I’ll perish in the struggle.
It feels unnatural to forgo the fight and succumb to the water’s thrashing, trusting its benevolence. It feels unnatural to trust a Force that is yet unseen to me.
But God requires that of me. He requires my full, unashamed trust. He does not require my complete understanding of His plan. He just wants me to trust it.
God is bigger than these waves. He’s stronger, wilder, more unpredictable and so much more terrifying. But unlike the waves, God is loving, gentle, slow to anger and quick to mercy.
Walk into Me, Emma. Stop fighting Me. It’ll do you no good. Be consumed by Me. Let Me break you for my purposes. Your heart is so tenderly broken. You struggle under a wait of enormous, hidden pain. I know your pain. I took it. I carried it. I felt it crush me on that Cross. I thought of you, and what you would do in My name. I loved you then, I love you now. Do you remember that?
You feel lonely, but you are not alone. I have never left you. Try to remember a time when I was not in your life. You won’t find one instance. I have always been there, waiting for you to remember Me. Remember the Cross. Remember my love. Remember that I Am, and I always will be.
Your heart is broken for the people of the Central Coast. Your pain is a fraction of My own. Draw near to My heart, I will show you. Stop clinging to the pieces of what I have broken for My will. Here on the beach, drop them. Leave this brokenness for the waves to wash away from you. Along with it, leave your pride, which causes you to draw to wrestle control from Me.
Give it to me, and I will bring you peace that surpasses your understanding, the likes of which you have never experienced before.
He waits for me to be humbled by His intimate love.
I’m reminded of the revelation given to me last year as I walked this same stretch of the earth, on SummerSalt 2014. Seeing the footprints in the sand, God revealed to me a picture of the Central Coast. My neighbours have no reason to turn to Christ, because their hearts have been trampled and polluted by countless religious pedestrians. It has caused much damage in their lives.

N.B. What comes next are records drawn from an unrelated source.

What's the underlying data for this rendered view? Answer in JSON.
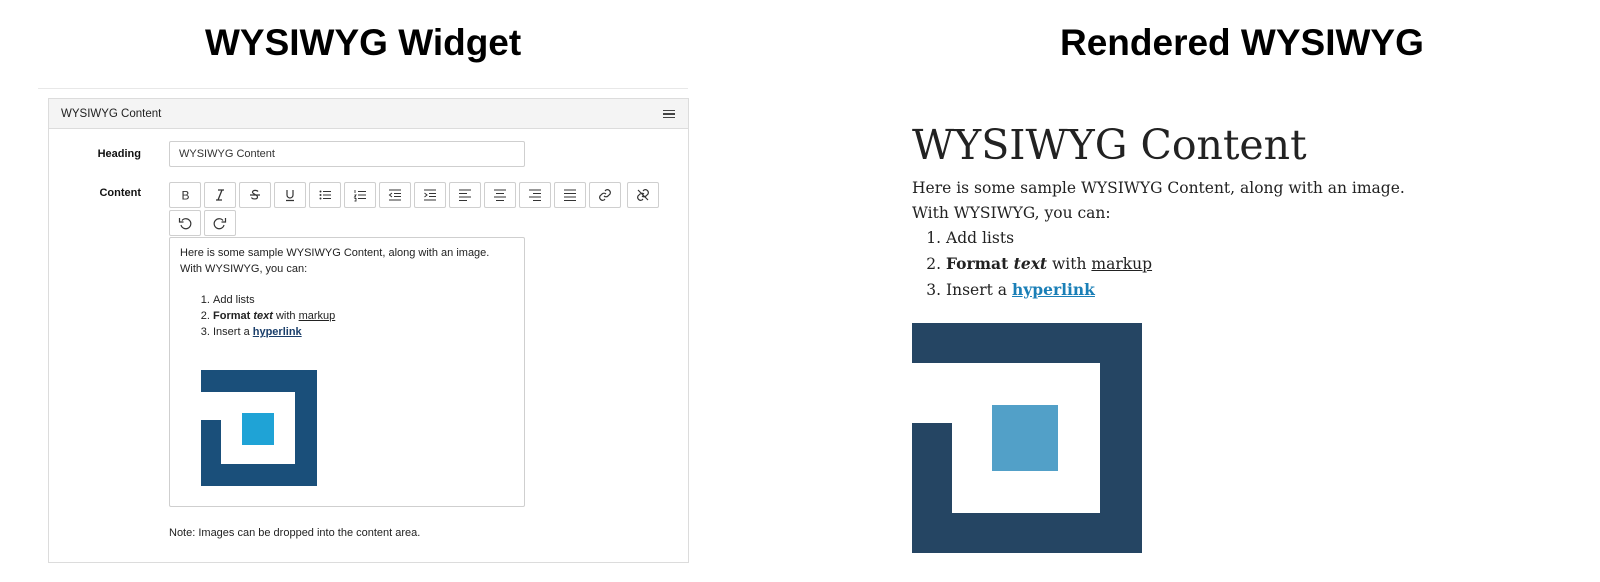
{
  "titles": {
    "widget": "WYSIWYG Widget",
    "rendered": "Rendered WYSIWYG"
  },
  "widget": {
    "panel_title": "WYSIWYG Content",
    "heading_label": "Heading",
    "heading_value": "WYSIWYG Content",
    "content_label": "Content",
    "toolbar": [
      "bold",
      "italic",
      "strikethrough",
      "underline",
      "bullet-list",
      "numbered-list",
      "outdent",
      "indent",
      "align-left",
      "align-center",
      "align-right",
      "justify",
      "link",
      "unlink",
      "undo",
      "redo"
    ],
    "editor": {
      "line1": "Here is some sample WYSIWYG Content, along with an image.",
      "line2": "With WYSIWYG, you can:",
      "item1": "Add lists",
      "item2_bold": "Format",
      "item2_italic": "text",
      "item2_mid": "with",
      "item2_underline": "markup",
      "item3_pre": "Insert a",
      "item3_link": "hyperlink"
    },
    "note": "Note: Images can be dropped into the content area."
  },
  "rendered": {
    "heading": "WYSIWYG Content",
    "line1": "Here is some sample WYSIWYG Content, along with an image.",
    "line2": "With WYSIWYG, you can:",
    "item1": "Add lists",
    "item2_bold": "Format",
    "item2_italic": "text",
    "item2_mid": "with",
    "item2_underline": "markup",
    "item3_pre": "Insert a",
    "item3_link": "hyperlink"
  },
  "colors": {
    "logo_dark": "#1a4f7a",
    "logo_light": "#1fa3d6",
    "rendered_logo_dark": "#254563",
    "rendered_logo_light": "#52a0c8",
    "link": "#1a7fb7"
  }
}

Vaccinated to the Truth, by a carefully constructed lie.
Last year, I prayed for a storm to disrupt the comfortable complacency of the Central Coast. I prayed that a mighty wind would rush through the Coast, removing the footprints of every lie that has even imprinted itself.
This year, I see the storm has come. The footprints are gone. No-one dares trample the sand that the mighty waves have wiped clear.
But what I didn’t realise then, was that the storm I prayed for was not an all encompassing revival. It was rather, a pray for a heart of contrition to permeate the Central Coast.
I was praying not for many, but for one: Myself.
What I was praying for was not a picture of the Central Coast, it was a picture of my own heart, trampled by sin, covered in pride, complacent of God’s will for me.
We’ve sung it, “Lord, take me deeper than my feet could ever wander…” Am I ready to do it?
Lest I forget Your glory. Lest I ever dare forget my brokenness. Lead me to the shore of my pain and carry it, Lord.